Our roleplaying games, Five Cities and Third Order, use a unique dice set system called the Optimal System. In addition, we are working on a simplified version for After the Silence. I thought I’d give a bit of info on why we have gone with this particular mechanic over any other. There are many ways that dice are involved in roleplaying and tabletop miniature games. Some rpgs have tried to avoid dice altogether.
Personally, although diceless can work, I feel that dice are a key part of a roleplaying game (not sure there are any wargames that are diceless – might check on that). There’s nothing quite like that moment you make a critical success on a roll, just when you need it. Likewise a critical failure just at the worst moment can create a great degree of tension in a game.
What dice a game uses and how the player rolls differ quite a lot between systems. There were three main styles we looked at before developing our dice set system for roleplaying games. Now, I’m going to give my opinion on these other dice mechanics. This is not an exhaustive list, or a complete pros and cons. This is just a thought process I went through in reaching our system.
Dice with Modifiers, where the same dice are rolled, but a player adds their characters skill/attribute modifier to the roll and tries to hit a target number. This is a good solid system and used by many games (not least D&D). However, with this style there can be a long list of specific modifiers for many different factors. Weapon, position, weather, sunlight, racial mods, class mods and more. The downside is that it can sometimes be tricky to add all this on the fly and can often feel like factors beyond the player are controlling things. The upside is that the Gamesmaster can take all the situational bits and add those on to the difficulty the player needs to roll, so their almost hidden.
Dice Pools, where a player builds up a ‘pool’ of dice by combining relevant attributes and uses all of them to hit a target number. This is a popular system (World of Darkness) as it allows people to combine different stats or skills together in a roleplaying (explain it to the Gamesmaster) kind of fashion. Some games have adapted this system to allow others (PCs or NPCs) to add or subtract dice from the pool. The downsie is that unless the game is min-max proof you can end up with 30 dice in your hand for each roll, some dice pools can be TOO big (Exalted – I’m looking at you). The upside is the newer blend of the rule with affecting others pools and the roleplay edge this can give to a game.

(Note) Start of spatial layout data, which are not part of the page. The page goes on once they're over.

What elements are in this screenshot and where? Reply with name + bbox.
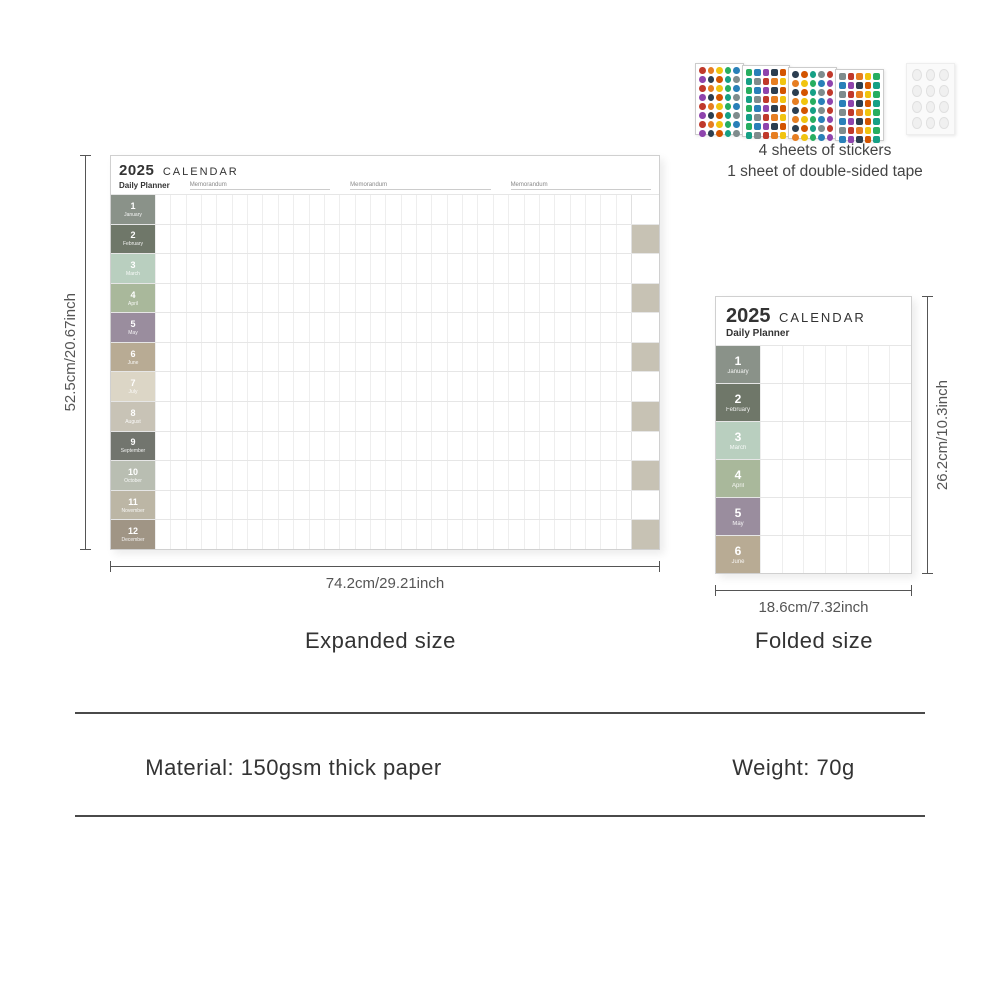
folded-calendar: 2025 CALENDAR Daily Planner 1January2Feb…	[715, 296, 912, 574]
folded-size-label: Folded size	[755, 628, 873, 654]
fold-row-5: 5May	[716, 497, 911, 535]
fold-month-4: 4April	[716, 460, 760, 497]
exp-row-3: 3March	[111, 253, 659, 283]
memorandum-2: Memorandum	[350, 182, 490, 190]
exp-month-2: 2February	[111, 225, 155, 254]
fold-month-3: 3March	[716, 422, 760, 459]
sticker-sheet-3	[788, 67, 837, 139]
stickers-line1: 4 sheets of stickers	[695, 141, 955, 162]
dim-exp-w-label: 74.2cm/29.21inch	[326, 575, 444, 592]
tape-sheet	[906, 63, 955, 135]
stickers-block: 4 sheets of stickers 1 sheet of double-s…	[695, 63, 955, 183]
exp-row-9: 9September	[111, 431, 659, 461]
exp-month-7: 7July	[111, 372, 155, 401]
fold-row-1: 1January	[716, 345, 911, 383]
fold-month-1: 1January	[716, 346, 760, 383]
fold-row-2: 2February	[716, 383, 911, 421]
exp-month-5: 5May	[111, 313, 155, 342]
dim-expanded-width: 74.2cm/29.21inch	[110, 566, 660, 592]
folded-header: 2025 CALENDAR Daily Planner	[716, 297, 911, 345]
dim-expanded-height: 52.5cm/20.67inch	[62, 155, 86, 550]
dim-fold-w-label: 18.6cm/7.32inch	[758, 599, 868, 616]
dim-fold-h-label: 26.2cm/10.3inch	[934, 380, 951, 490]
spec-material: Material: 150gsm thick paper	[145, 755, 441, 781]
divider-bottom	[75, 815, 925, 817]
stickers-line2: 1 sheet of double-sided tape	[695, 162, 955, 183]
fold-month-2: 2February	[716, 384, 760, 421]
exp-row-1: 1January	[111, 194, 659, 224]
fold-row-6: 6June	[716, 535, 911, 573]
exp-row-2: 2February	[111, 224, 659, 254]
exp-row-11: 11November	[111, 490, 659, 520]
exp-row-7: 7July	[111, 371, 659, 401]
year: 2025	[119, 162, 154, 179]
exp-row-4: 4April	[111, 283, 659, 313]
specs-row: Material: 150gsm thick paper Weight: 70g	[0, 755, 1000, 781]
divider-top	[75, 712, 925, 714]
sticker-sheet-2	[742, 65, 791, 137]
expanded-size-label: Expanded size	[305, 628, 456, 654]
exp-row-10: 10October	[111, 460, 659, 490]
sticker-sheet-4	[835, 69, 884, 141]
fold-row-4: 4April	[716, 459, 911, 497]
exp-row-8: 8August	[111, 401, 659, 431]
calendar-word: CALENDAR	[163, 166, 239, 178]
spec-weight: Weight: 70g	[732, 755, 855, 781]
exp-month-6: 6June	[111, 343, 155, 372]
exp-row-12: 12December	[111, 519, 659, 549]
exp-month-10: 10October	[111, 461, 155, 490]
fold-month-6: 6June	[716, 536, 760, 573]
dim-folded-height: 26.2cm/10.3inch	[927, 296, 951, 574]
exp-month-12: 12December	[111, 520, 155, 549]
expanded-header: 2025 CALENDAR Daily Planner Memorandum M…	[111, 156, 659, 194]
subtitle: Daily Planner	[119, 181, 170, 190]
year-folded: 2025	[726, 305, 771, 327]
memorandum-3: Memorandum	[511, 182, 651, 190]
subtitle-folded: Daily Planner	[726, 328, 901, 339]
expanded-calendar: 2025 CALENDAR Daily Planner Memorandum M…	[110, 155, 660, 550]
exp-month-9: 9September	[111, 432, 155, 461]
dim-exp-h-label: 52.5cm/20.67inch	[62, 293, 79, 411]
exp-month-11: 11November	[111, 491, 155, 520]
fold-month-5: 5May	[716, 498, 760, 535]
fold-row-3: 3March	[716, 421, 911, 459]
dim-folded-width: 18.6cm/7.32inch	[715, 590, 912, 616]
exp-month-3: 3March	[111, 254, 155, 283]
exp-row-5: 5May	[111, 312, 659, 342]
calendar-word-folded: CALENDAR	[779, 310, 866, 325]
sticker-sheet-1	[695, 63, 744, 135]
memorandum-1: Memorandum	[190, 182, 330, 190]
exp-month-8: 8August	[111, 402, 155, 431]
exp-month-4: 4April	[111, 284, 155, 313]
exp-month-1: 1January	[111, 195, 155, 224]
exp-row-6: 6June	[111, 342, 659, 372]
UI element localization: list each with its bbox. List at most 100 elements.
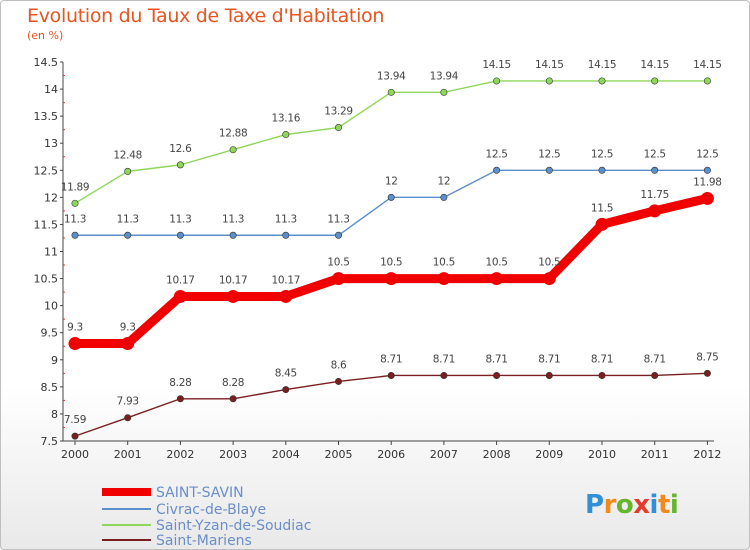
y-tick-label: 9.5 — [41, 327, 59, 340]
data-label: 7.59 — [64, 414, 86, 426]
data-label: 8.6 — [331, 359, 347, 371]
data-point — [124, 167, 132, 175]
y-tick-label: 7.5 — [41, 435, 59, 448]
x-tick-label: 2011 — [641, 448, 669, 461]
x-tick-label: 2002 — [166, 448, 194, 461]
data-point — [334, 124, 342, 132]
data-point — [124, 414, 132, 422]
data-label: 10.17 — [219, 274, 248, 286]
legend-label: Civrac-de-Blaye — [156, 502, 266, 518]
data-point — [332, 272, 345, 286]
y-tick-label: 13 — [44, 137, 58, 150]
data-point — [493, 166, 501, 174]
data-label: 14.15 — [640, 59, 669, 71]
x-tick-label: 2010 — [588, 448, 616, 461]
data-point — [595, 217, 609, 231]
data-label: 9.3 — [120, 322, 136, 334]
data-label: 8.71 — [380, 353, 402, 365]
data-label: 11.3 — [169, 213, 191, 225]
y-tick-label: 12 — [44, 191, 58, 204]
data-point — [229, 395, 237, 403]
data-point — [124, 231, 132, 239]
logo-letter: P — [585, 490, 604, 520]
data-point — [71, 231, 79, 239]
data-label: 10.17 — [272, 274, 301, 286]
data-point — [493, 371, 501, 379]
data-point — [176, 231, 184, 239]
data-label: 8.71 — [486, 353, 508, 365]
data-point — [648, 204, 662, 218]
x-tick-label: 2000 — [61, 448, 89, 461]
data-label: 10.5 — [486, 257, 508, 269]
data-point — [279, 289, 293, 303]
data-label: 8.71 — [644, 353, 666, 365]
logo-letter: t — [657, 490, 670, 520]
data-point — [651, 77, 659, 85]
data-point — [703, 369, 711, 377]
data-point — [282, 131, 290, 139]
data-label: 12.5 — [696, 148, 718, 160]
data-label: 7.93 — [117, 396, 139, 408]
data-label: 8.71 — [538, 353, 560, 365]
x-tick-label: 2005 — [325, 448, 353, 461]
data-point — [387, 88, 395, 96]
data-point — [229, 231, 237, 239]
data-label: 13.94 — [430, 70, 459, 82]
data-point — [493, 77, 501, 85]
data-label: 11.3 — [64, 213, 86, 225]
chart-title: Evolution du Taux de Taxe d'Habitation — [27, 5, 385, 27]
data-point — [229, 146, 237, 154]
data-point — [542, 272, 556, 286]
data-label: 11.3 — [117, 213, 139, 225]
logo-letter: x — [633, 490, 650, 520]
data-label: 11.75 — [640, 189, 669, 201]
data-label: 8.45 — [275, 368, 297, 380]
data-label: 12.88 — [219, 128, 248, 140]
data-label: 10.5 — [327, 257, 349, 269]
data-label: 11.3 — [275, 213, 297, 225]
data-point — [598, 371, 606, 379]
data-point — [282, 386, 290, 394]
data-label: 8.75 — [696, 351, 718, 363]
chart-unit-label: (en %) — [27, 29, 64, 42]
x-tick-label: 2003 — [219, 448, 247, 461]
y-tick-label: 11 — [44, 246, 58, 259]
data-point — [437, 272, 451, 286]
data-point — [440, 193, 448, 201]
data-point — [545, 77, 553, 85]
data-label: 12.5 — [644, 148, 666, 160]
data-point — [384, 272, 398, 286]
data-label: 8.28 — [222, 377, 244, 389]
data-point — [282, 231, 290, 239]
x-tick-label: 2006 — [377, 448, 405, 461]
data-label: 8.71 — [591, 353, 613, 365]
y-tick-label: 12.5 — [34, 164, 59, 177]
y-tick-label: 8.5 — [41, 381, 59, 394]
x-tick-label: 2007 — [430, 448, 458, 461]
data-label: 14.15 — [535, 59, 564, 71]
data-point — [121, 337, 135, 351]
data-point — [226, 289, 240, 303]
logo-letter: i — [649, 490, 659, 520]
x-tick-label: 2004 — [272, 448, 300, 461]
data-point — [173, 289, 187, 303]
x-tick-label: 2008 — [483, 448, 511, 461]
y-tick-label: 11.5 — [34, 218, 59, 231]
y-tick-label: 14.5 — [34, 56, 59, 69]
data-label: 10.5 — [380, 257, 402, 269]
legend-label: Saint-Yzan-de-Soudiac — [156, 518, 311, 534]
data-label: 12.5 — [591, 148, 613, 160]
data-label: 11.98 — [693, 176, 722, 188]
data-point — [545, 166, 553, 174]
data-point — [598, 77, 606, 85]
y-tick-label: 9 — [51, 354, 58, 367]
data-point — [703, 77, 711, 85]
data-label: 12.6 — [169, 143, 192, 155]
data-label: 10.5 — [538, 257, 560, 269]
data-label: 11.89 — [61, 181, 90, 193]
data-point — [68, 337, 82, 351]
data-point — [176, 395, 184, 403]
y-tick-label: 14 — [44, 83, 58, 96]
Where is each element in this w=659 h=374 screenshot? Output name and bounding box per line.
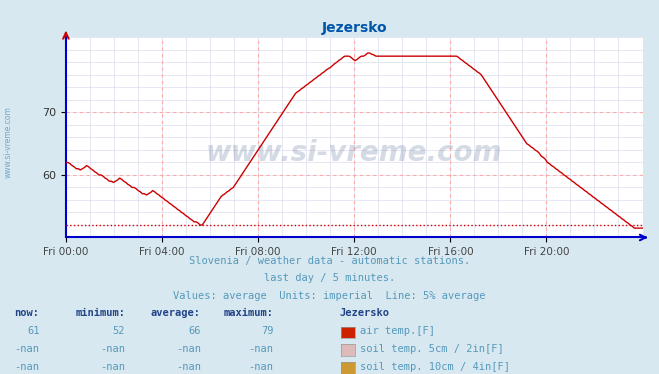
Text: Values: average  Units: imperial  Line: 5% average: Values: average Units: imperial Line: 5%… [173,291,486,301]
Text: -nan: -nan [100,362,125,372]
Text: now:: now: [14,308,40,318]
Text: air temp.[F]: air temp.[F] [360,326,436,336]
Text: 66: 66 [188,326,201,336]
Title: Jezersko: Jezersko [322,21,387,35]
Text: www.si-vreme.com: www.si-vreme.com [3,106,13,178]
Text: -nan: -nan [248,362,273,372]
Text: 79: 79 [261,326,273,336]
Text: -nan: -nan [14,344,40,354]
Text: -nan: -nan [14,362,40,372]
Text: Jezersko: Jezersko [339,308,389,318]
Text: minimum:: minimum: [75,308,125,318]
Text: 61: 61 [27,326,40,336]
Text: last day / 5 minutes.: last day / 5 minutes. [264,273,395,283]
Text: -nan: -nan [176,362,201,372]
Text: average:: average: [151,308,201,318]
Text: Slovenia / weather data - automatic stations.: Slovenia / weather data - automatic stat… [189,256,470,266]
Text: -nan: -nan [248,344,273,354]
Text: www.si-vreme.com: www.si-vreme.com [206,140,502,168]
Text: 52: 52 [113,326,125,336]
Text: -nan: -nan [100,344,125,354]
Text: -nan: -nan [176,344,201,354]
Text: soil temp. 10cm / 4in[F]: soil temp. 10cm / 4in[F] [360,362,511,372]
Text: soil temp. 5cm / 2in[F]: soil temp. 5cm / 2in[F] [360,344,504,354]
Text: maximum:: maximum: [223,308,273,318]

Dice as Attributes, where a character’s attributes are represented by a die or dice – players then use this die for appropriate tests against a target number. This is often a setting related choice or used as to bridge the usual attribute -> dice -> target compact. It can be a very quick play way of operating as the player doesn’t need to convert from attribute to dice with a modifier or a dice pool. The downside is that there are simply limited dice to use to represent attributes, meaning there is not a lot of difference (and advancement) between a d6 and a d8 in an attribute. The upside is the ease of play and if combined with a pool mechanic can lead to a small selection of dice to beat a target number.
I like all of these mechanics to varying degrees and have played in games that utilise all of them. It was my experience (and personal preference) that led me on a journey to the end result of the Optimal System.
The Optimal System is unique in that the characters skill/attribute score (which is a %) is the target number and the dice used to hit the target change depending on the situation. I don’t want to give too much away (a magician never reveals all his tricks), but the situational modifiers are combined into the difficulty rating that is assigned by the Gamesmaster. In this way its easy for the player, the gamesmaster can influence the roll and their is a great potential for developing the character (every 1% counts!). The dice will remain a secret for now. If you get one of our games you’ll find out everything!
Also as a final note, a key element of the Optimal System is the ability for the player to make things more difficult for themselves in order to acheive a better result. This is called ‘Opting Up’ and forms a key part of the game. Combined with simple rules for taking your time (Extended Rolls), competition (Opposed Rolls) and helping others (Combined Rolls) we feel this is a strong system.
At the moment this is no more than talk, a conversation about dice, but once our games are out there we hope you’ll have a look and enjoy our system (and our settings). Otherwise pop by the St Albans Roleplaying Club and have a try, Third Order is played there on a regular basis.